Let en(a^k) = i and en(a) = j. Thus, $\displaystyle (a^k)^i\equiv 1(\bmod p)$ and it is the least positive exponent. We therefore want, $\displaystyle a^{ki}\equiv 1(\bmod p)$, this happens if and only if $\displaystyle j|ki$. Let $\displaystyle d = \gcd(j,k)$. Therefore, $\displaystyle \tfrac{ki}{j} = \tfrac{(k/d)i}{(j/d)}$. But $\displaystyle \gcd(k/d,j/d)=1$ so for this fraction to be a whole number we require $\displaystyle (j/d)$ to divide $\displaystyle i$. The smallest such $\displaystyle i$ is therefore, $\displaystyle j/d$. Which is what you wanted to prove.
• Apr 2nd 2009, 09:14 PM
JaneBennet
I had another proof using group theory. Consider the cyclic subgroups $\displaystyle \left<a\right>$ and $\displaystyle \left<a^k\right>$.

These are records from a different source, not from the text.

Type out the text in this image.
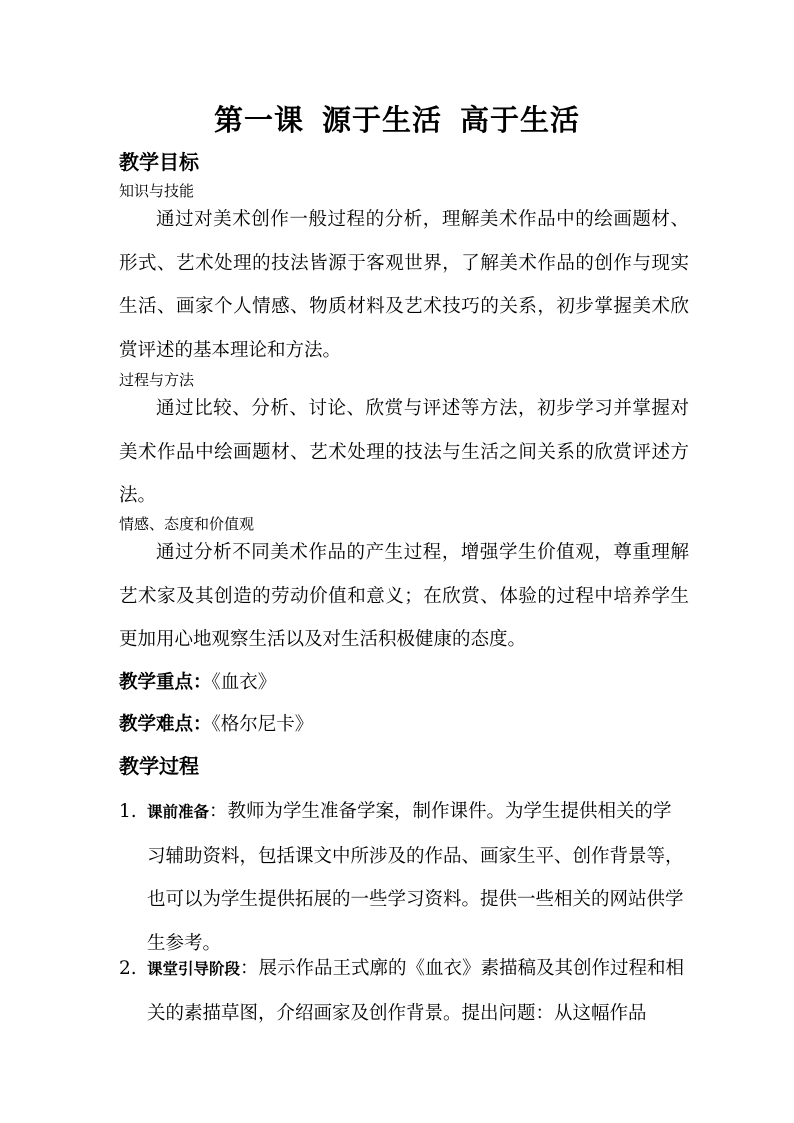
第一课 源于生活 高于生活
教学目标
知识与技能

通过对美术创作一般过程的分析，理解美术作品中的绘画题材、形式、艺术处理的技法皆源于客观世界，了解美术作品的创作与现实生活、画家个人情感、物质材料及艺术技巧的关系，初步掌握美术欣赏评述的基本理论和方法。

过程与方法

通过比较、分析、讨论、欣赏与评述等方法，初步学习并掌握对美术作品中绘画题材、艺术处理的技法与生活之间关系的欣赏评述方法。

情感、态度和价值观

通过分析不同美术作品的产生过程，增强学生价值观，尊重理解艺术家及其创造的劳动价值和意义；在欣赏、体验的过程中培养学生更加用心地观察生活以及对生活积极健康的态度。

教学重点：《血衣》
教学难点：《格尔尼卡》
教学过程

1. 课前准备：教师为学生准备学案，制作课件。为学生提供相关的学习辅助资料，包括课文中所涉及的作品、画家生平、创作背景等，也可以为学生提供拓展的一些学习资料。提供一些相关的网站供学生参考。

2. 课堂引导阶段：展示作品王式廓的《血衣》素描稿及其创作过程和相关的素描草图，介绍画家及创作背景。提出问题：从这幅作品
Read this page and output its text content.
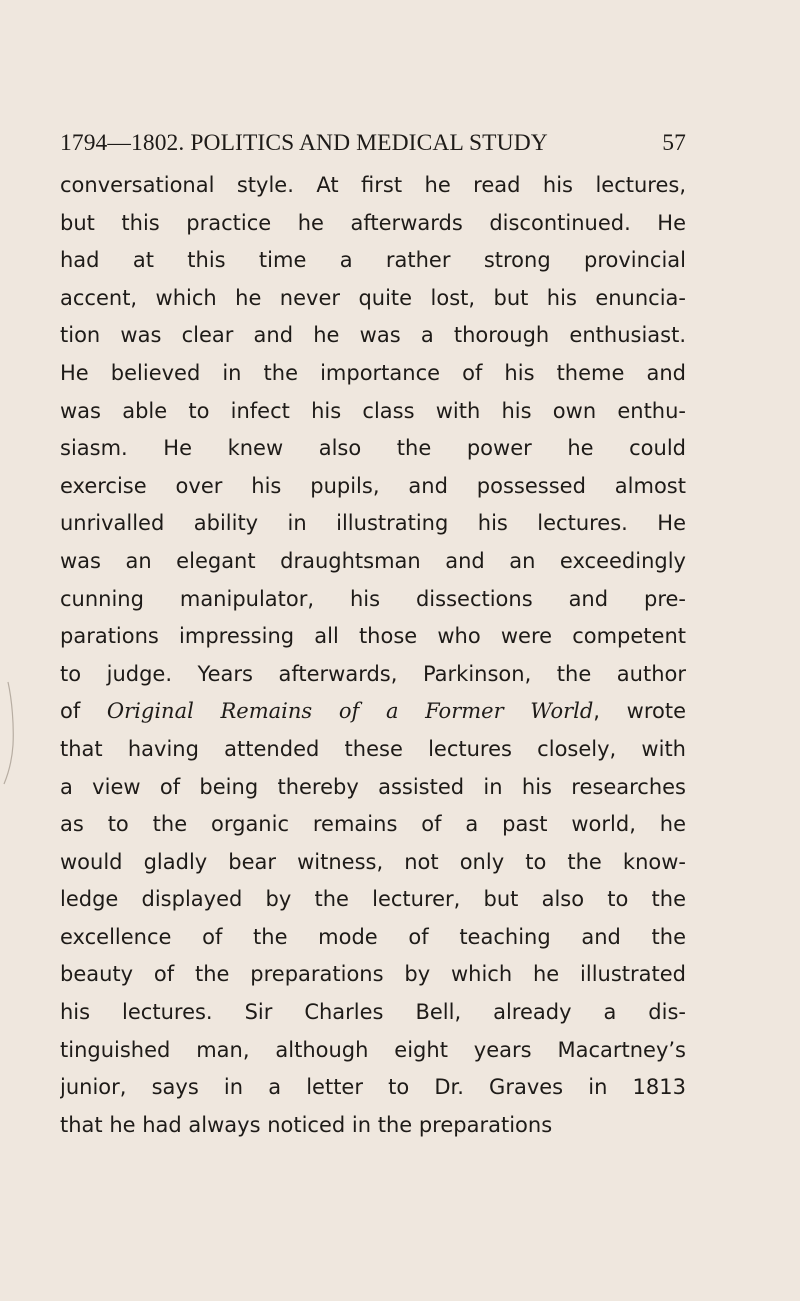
1794—1802. POLITICS AND MEDICAL STUDY	57
conversational style. At first he read his lectures,
but this practice he afterwards discontinued. He
had at this time a rather strong provincial
accent, which he never quite lost, but his enuncia-
tion was clear and he was a thorough enthusiast.
He believed in the importance of his theme and
was able to infect his class with his own enthu-
siasm. He knew also the power he could
exercise over his pupils, and possessed almost
unrivalled ability in illustrating his lectures. He
was an elegant draughtsman and an exceedingly
cunning manipulator, his dissections and pre-
parations impressing all those who were competent
to judge. Years afterwards, Parkinson, the author
of Original Remains of a Former World, wrote
that having attended these lectures closely, with
a view of being thereby assisted in his researches
as to the organic remains of a past world, he
would gladly bear witness, not only to the know-
ledge displayed by the lecturer, but also to the
excellence of the mode of teaching and the
beauty of the preparations by which he illustrated
his lectures. Sir Charles Bell, already a dis-
tinguished man, although eight years Macartney’s
junior, says in a letter to Dr. Graves in 1813
that he had always noticed in the preparations
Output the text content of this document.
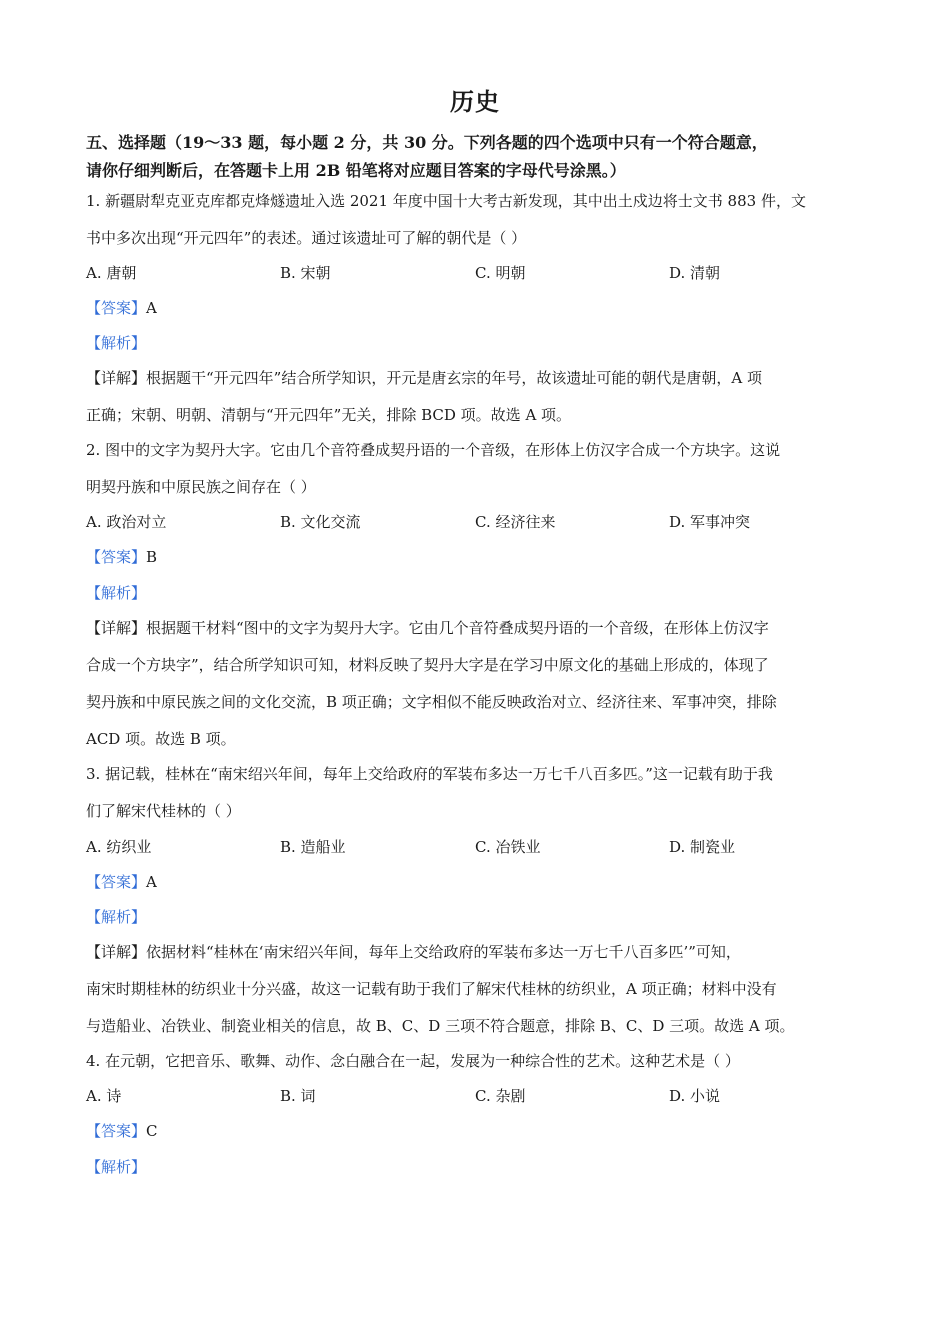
历史
五、选择题（19～33 题，每小题 2 分，共 30 分。下列各题的四个选项中只有一个符合题意，
请你仔细判断后，在答题卡上用 2B 铅笔将对应题目答案的字母代号涂黑。）
1. 新疆尉犁克亚克库都克烽燧遗址入选 2021 年度中国十大考古新发现，其中出土戍边将士文书 883 件，文
书中多次出现“开元四年”的表述。通过该遗址可了解的朝代是（ ）
A. 唐朝	B. 宋朝	C. 明朝	D. 清朝
【答案】A
【解析】
【详解】根据题干“开元四年”结合所学知识，开元是唐玄宗的年号，故该遗址可能的朝代是唐朝，A 项
正确；宋朝、明朝、清朝与“开元四年”无关，排除 BCD 项。故选 A 项。
2. 图中的文字为契丹大字。它由几个音符叠成契丹语的一个音级，在形体上仿汉字合成一个方块字。这说
明契丹族和中原民族之间存在（ ）
A. 政治对立	B. 文化交流	C. 经济往来	D. 军事冲突
【答案】B
【解析】
【详解】根据题干材料“图中的文字为契丹大字。它由几个音符叠成契丹语的一个音级，在形体上仿汉字
合成一个方块字”，结合所学知识可知，材料反映了契丹大字是在学习中原文化的基础上形成的，体现了
契丹族和中原民族之间的文化交流，B 项正确；文字相似不能反映政治对立、经济往来、军事冲突，排除
ACD 项。故选 B 项。
3. 据记载，桂林在“南宋绍兴年间，每年上交给政府的军装布多达一万七千八百多匹。”这一记载有助于我
们了解宋代桂林的（ ）
A. 纺织业	B. 造船业	C. 冶铁业	D. 制瓷业
【答案】A
【解析】
【详解】依据材料“桂林在‘南宋绍兴年间，每年上交给政府的军装布多达一万七千八百多匹’”可知，
南宋时期桂林的纺织业十分兴盛，故这一记载有助于我们了解宋代桂林的纺织业，A 项正确；材料中没有
与造船业、冶铁业、制瓷业相关的信息，故 B、C、D 三项不符合题意，排除 B、C、D 三项。故选 A 项。
4. 在元朝，它把音乐、歌舞、动作、念白融合在一起，发展为一种综合性的艺术。这种艺术是（ ）
A. 诗	B. 词	C. 杂剧	D. 小说
【答案】C
【解析】
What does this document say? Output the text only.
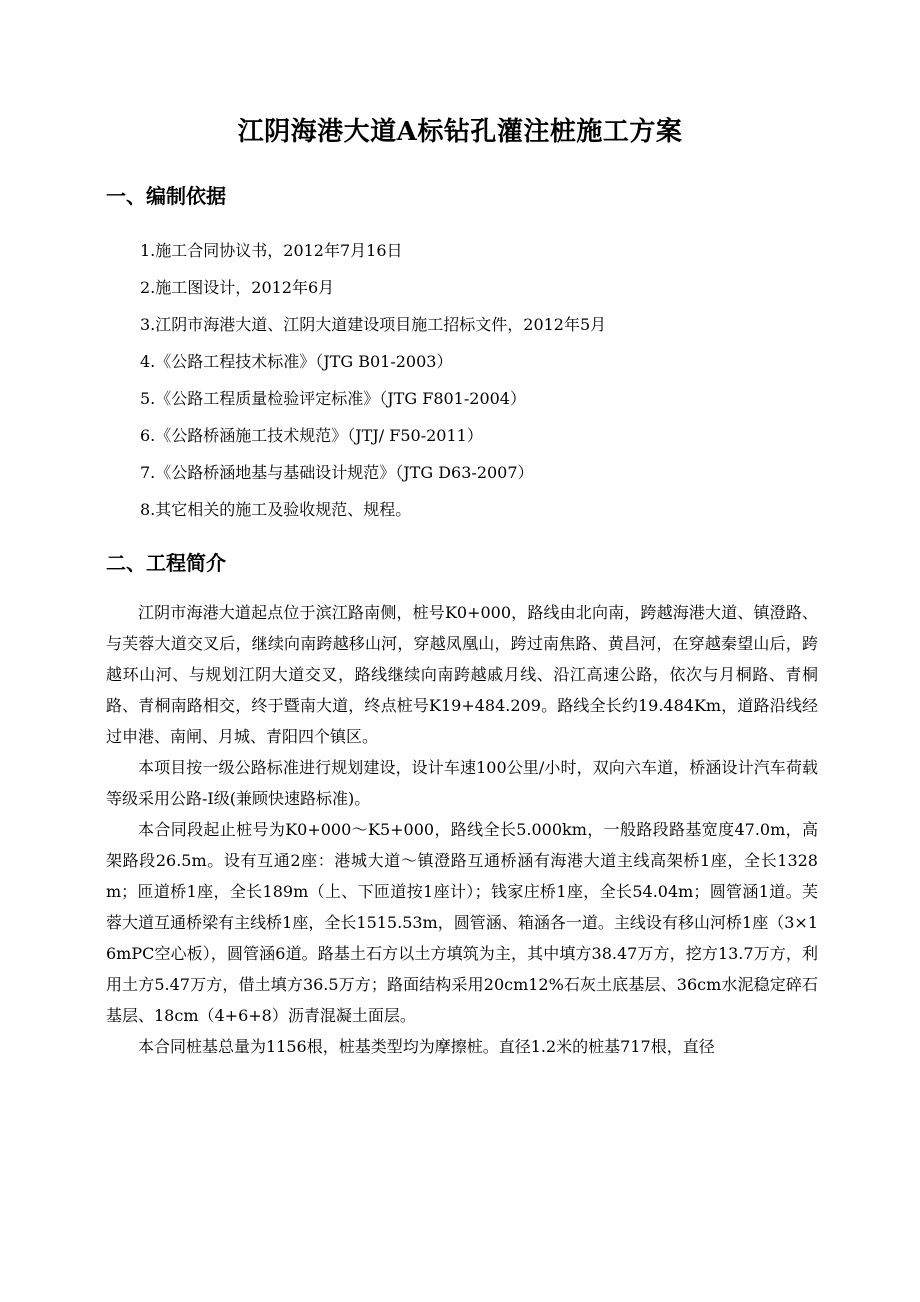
江阴海港大道A标钻孔灌注桩施工方案
一、编制依据
1.施工合同协议书，2012年7月16日
2.施工图设计，2012年6月
3.江阴市海港大道、江阴大道建设项目施工招标文件，2012年5月
4.《公路工程技术标准》（JTG B01-2003）
5.《公路工程质量检验评定标准》（JTG F801-2004）
6.《公路桥涵施工技术规范》（JTJ/ F50-2011）
7.《公路桥涵地基与基础设计规范》（JTG D63-2007）
8.其它相关的施工及验收规范、规程。
二、工程简介

江阴市海港大道起点位于滨江路南侧，桩号K0+000，路线由北向南，跨越海港大道、镇澄路、与芙蓉大道交叉后，继续向南跨越移山河，穿越凤凰山，跨过南焦路、黄昌河，在穿越秦望山后，跨越环山河、与规划江阴大道交叉，路线继续向南跨越戚月线、沿江高速公路，依次与月桐路、青桐路、青桐南路相交，终于暨南大道，终点桩号K19+484.209。路线全长约19.484Km，道路沿线经过申港、南闸、月城、青阳四个镇区。

本项目按一级公路标准进行规划建设，设计车速100公里/小时，双向六车道，桥涵设计汽车荷载等级采用公路-I级(兼顾快速路标准)。

本合同段起止桩号为K0+000～K5+000，路线全长5.000km，一般路段路基宽度47.0m，高架路段26.5m。设有互通2座：港城大道～镇澄路互通桥涵有海港大道主线高架桥1座，全长1328m；匝道桥1座，全长189m（上、下匝道按1座计）；钱家庄桥1座，全长54.04m；圆管涵1道。芙蓉大道互通桥梁有主线桥1座，全长1515.53m，圆管涵、箱涵各一道。主线设有移山河桥1座（3×16mPC空心板），圆管涵6道。路基土石方以土方填筑为主，其中填方38.47万方，挖方13.7万方，利用土方5.47万方，借土填方36.5万方；路面结构采用20cm12%石灰土底基层、36cm水泥稳定碎石基层、18cm（4+6+8）沥青混凝土面层。

本合同桩基总量为1156根，桩基类型均为摩擦桩。直径1.2米的桩基717根，直径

Define $\displaystyle f:\left< a \right>\to\left< a^k \right>$ by $\displaystyle f(a^r)=a^{rk}.$ This is well defined for if $\displaystyle a^{r_1}=a^{r_2}$ then $\displaystyle \mathrm{en}(a)\mid r_1-r_2;$ $\displaystyle \therefore\ \mathrm{en}(a)\mid (r_1-r_2)k$ $\displaystyle \Rightarrow$ $\displaystyle a^{r_1k}=a^{r_2k}.$

$\displaystyle f$ is surjective as $\displaystyle i=\mathrm{en}(a^k)\leqslant\mathrm{en}(a)=j.$ Clearly it is also a homomorphism.

Let $\displaystyle j=h\gcd(j,k)$ and $\displaystyle k=l\gcd(j,k).$

$\displaystyle a^{rk}=1$ $\displaystyle \Rightarrow$ $\displaystyle rk=mj$ for some $\displaystyle m$

_______$\displaystyle \Rightarrow$ $\displaystyle rl\gcd(j,k)=mh\gcd(j,k)$

_______$\displaystyle \Rightarrow$ $\displaystyle rl=mh$

Now there are integers $\displaystyle s,t$ such that $\displaystyle sh+tl=1.$

$\displaystyle \therefore\ a^{r}=a^{r(sh+tl)}=a^{(rs+tm)h}\in\left<a^h\right>$

Conversely, if $\displaystyle a^{rh}\in\left<a^h\right>$ then $\displaystyle f(a^{rh})$ = $\displaystyle a^{rhk}$ = $\displaystyle a^{rhl\gcd(j,k)}$ = $\displaystyle a^{rlj}$ = 1.

Hence the kernel of $\displaystyle f$ is $\displaystyle \left<a^h\right>.$ $\displaystyle \therefore\ \left<a\right>/\left<a^h\right>\cong\left<a^k\right>$ and the result follows (note that $\displaystyle \left<a^h\right>$ has $\displaystyle \gcd(j,k)$ elements).